В своих заботах о «контингенте» высокое начальство дошло до того, что из всех советских людей только зекам разрешалось получать продуктовые посылки. Несмотря на всеобщий голод, из разных городов тоненькой струйкой текли от родных посылки со съестным. И появился в лагере «черный рынок», где можно выменять пачку махорки на кусочек сала, махнуть теплый шарф, еще пахнущий домом, на пайку хлеба, пачечку концентрата гречневой каши… Но у братьев ничего не было для обмена, и некому было отправить им не то что посылку, а хоть махонькое письмо. Мы – мои друзья, работавшие в конторе, и я – старались как-то приручить этих ребят, помочь.

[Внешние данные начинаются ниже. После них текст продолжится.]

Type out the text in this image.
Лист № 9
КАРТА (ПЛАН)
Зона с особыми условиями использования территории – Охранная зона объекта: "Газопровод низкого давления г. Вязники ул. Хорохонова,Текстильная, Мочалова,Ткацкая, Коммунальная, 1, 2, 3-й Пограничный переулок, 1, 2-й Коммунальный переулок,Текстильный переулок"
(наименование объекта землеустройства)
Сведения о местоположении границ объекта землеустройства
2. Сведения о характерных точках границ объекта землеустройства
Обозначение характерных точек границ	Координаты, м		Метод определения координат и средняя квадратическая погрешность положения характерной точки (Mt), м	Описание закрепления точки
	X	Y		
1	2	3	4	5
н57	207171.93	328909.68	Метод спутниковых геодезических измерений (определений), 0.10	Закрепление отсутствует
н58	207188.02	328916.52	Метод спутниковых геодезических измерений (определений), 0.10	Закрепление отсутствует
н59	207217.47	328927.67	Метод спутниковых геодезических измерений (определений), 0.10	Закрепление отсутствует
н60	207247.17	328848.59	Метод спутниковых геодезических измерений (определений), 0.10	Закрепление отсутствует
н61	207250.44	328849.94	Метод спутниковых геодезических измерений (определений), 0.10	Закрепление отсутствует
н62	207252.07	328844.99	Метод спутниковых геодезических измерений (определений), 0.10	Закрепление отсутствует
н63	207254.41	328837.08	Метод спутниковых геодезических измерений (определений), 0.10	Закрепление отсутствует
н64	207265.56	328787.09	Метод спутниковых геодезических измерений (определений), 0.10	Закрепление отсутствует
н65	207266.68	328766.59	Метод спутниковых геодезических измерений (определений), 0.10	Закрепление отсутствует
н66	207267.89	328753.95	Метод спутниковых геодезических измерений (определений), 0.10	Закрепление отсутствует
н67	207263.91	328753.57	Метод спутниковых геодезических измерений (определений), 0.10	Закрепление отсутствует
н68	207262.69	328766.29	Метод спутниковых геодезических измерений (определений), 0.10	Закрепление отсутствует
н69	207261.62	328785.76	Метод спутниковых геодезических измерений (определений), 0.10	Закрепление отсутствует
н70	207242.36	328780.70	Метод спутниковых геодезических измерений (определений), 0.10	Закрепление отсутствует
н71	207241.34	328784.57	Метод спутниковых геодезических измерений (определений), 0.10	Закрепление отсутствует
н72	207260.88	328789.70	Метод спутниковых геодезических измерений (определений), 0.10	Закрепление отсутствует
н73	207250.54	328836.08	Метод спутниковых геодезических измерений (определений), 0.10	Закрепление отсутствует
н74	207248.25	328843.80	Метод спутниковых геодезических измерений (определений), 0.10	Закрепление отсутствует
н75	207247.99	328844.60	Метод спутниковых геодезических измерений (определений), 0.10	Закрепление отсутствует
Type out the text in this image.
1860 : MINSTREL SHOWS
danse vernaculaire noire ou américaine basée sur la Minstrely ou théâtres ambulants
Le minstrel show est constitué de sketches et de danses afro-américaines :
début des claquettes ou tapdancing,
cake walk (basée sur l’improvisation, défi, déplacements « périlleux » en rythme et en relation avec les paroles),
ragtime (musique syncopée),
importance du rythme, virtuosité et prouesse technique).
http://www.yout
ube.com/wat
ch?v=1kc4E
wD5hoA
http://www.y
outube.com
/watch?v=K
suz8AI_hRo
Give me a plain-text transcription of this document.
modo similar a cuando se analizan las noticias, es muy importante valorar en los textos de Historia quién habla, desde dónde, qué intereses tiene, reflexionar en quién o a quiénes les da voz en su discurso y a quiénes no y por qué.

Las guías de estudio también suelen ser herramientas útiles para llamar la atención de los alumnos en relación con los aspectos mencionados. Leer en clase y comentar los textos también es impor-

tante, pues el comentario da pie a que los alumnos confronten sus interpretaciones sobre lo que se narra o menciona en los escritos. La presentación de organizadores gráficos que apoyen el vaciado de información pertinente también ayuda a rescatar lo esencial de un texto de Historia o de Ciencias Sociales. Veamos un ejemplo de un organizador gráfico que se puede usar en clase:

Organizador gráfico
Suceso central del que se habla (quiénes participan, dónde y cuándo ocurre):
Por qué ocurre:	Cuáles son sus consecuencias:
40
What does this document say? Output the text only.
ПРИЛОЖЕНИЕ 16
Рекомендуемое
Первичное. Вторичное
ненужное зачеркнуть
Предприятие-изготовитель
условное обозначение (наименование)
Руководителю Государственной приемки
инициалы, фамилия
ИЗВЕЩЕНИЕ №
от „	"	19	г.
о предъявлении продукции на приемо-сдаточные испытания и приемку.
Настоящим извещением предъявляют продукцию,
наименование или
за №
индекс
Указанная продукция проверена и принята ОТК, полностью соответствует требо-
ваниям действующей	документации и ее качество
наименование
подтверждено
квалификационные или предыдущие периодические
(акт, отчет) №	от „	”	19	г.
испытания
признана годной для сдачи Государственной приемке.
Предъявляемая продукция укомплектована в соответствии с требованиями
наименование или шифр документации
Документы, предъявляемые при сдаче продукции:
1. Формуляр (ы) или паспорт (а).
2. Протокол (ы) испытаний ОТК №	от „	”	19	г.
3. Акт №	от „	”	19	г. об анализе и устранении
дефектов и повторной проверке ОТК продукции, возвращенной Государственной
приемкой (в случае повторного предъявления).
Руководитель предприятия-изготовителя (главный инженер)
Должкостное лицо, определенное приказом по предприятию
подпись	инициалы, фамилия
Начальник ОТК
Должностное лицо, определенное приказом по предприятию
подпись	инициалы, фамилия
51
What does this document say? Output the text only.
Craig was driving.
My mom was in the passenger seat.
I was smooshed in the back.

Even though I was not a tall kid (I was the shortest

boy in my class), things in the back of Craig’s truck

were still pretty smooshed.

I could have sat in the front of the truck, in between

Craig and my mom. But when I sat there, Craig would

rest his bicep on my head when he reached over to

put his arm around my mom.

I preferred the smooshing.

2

Но Борис и Глеб спокойно и с забытым уже достоинством отвергали эту помощь. В их старомодной, еще дореволюционной учтивости, воспитанности, во всей лексике, где совершенно отсутствовал не только обычный лагерный мат, но и лагерная терминология, было нечто, внушающее уважение. Это чувствовали и мы, «образованные», и представители других лагерных категорий. К ним относились хорошо все – от бригадира и десятника до арестантов, превратившихся в «шестерок», в низшие существа, обслуживающие более сильных, более сытых.
Почему они были такими? Я об этом думал тогда, те две-три недели, которые провел с ними в одной бригаде, и после, став вольнонаемным, в собственной, отдельной и даже запирающейся комнате в бараке за зоной. Я об этом думал, когда меня от лагеря отделили десятки лет и большая, насыщенная жизнь. И сейчас снова мысленно возвращаюсь к этим юношам и снова стараюсь смоделировать их сознание, понять источник их сопротивляемости, отчуждения от лагерного бытия…
Думаю, что Борис, который был уже совершенно взрослым и сформировавшимся человеком, инстинктивно – в силу характера и воспитания – выбрал для себя и брата единственно правильную форму существования. Только оставаясь чужими для всех, не сливаясь с лагерниками, могли они сохранить свою индивидуальность, свою «самость», остаться такими, какими их вырастил бывший полковник генерального штаба. И это было абсолютно правильной тактикой. Когда я каким-то образом разговорил братьев и даже сблизился с ними настолько, что узнал их историю, мне казалось, что я сумею их понять, совсем понять! Ибо спасительный для меня интерес к другим человеческим судьбам не исчезал даже в самые трудные дни. Но – не успел. Вечером, после работы, в барак заглянул нарядчик.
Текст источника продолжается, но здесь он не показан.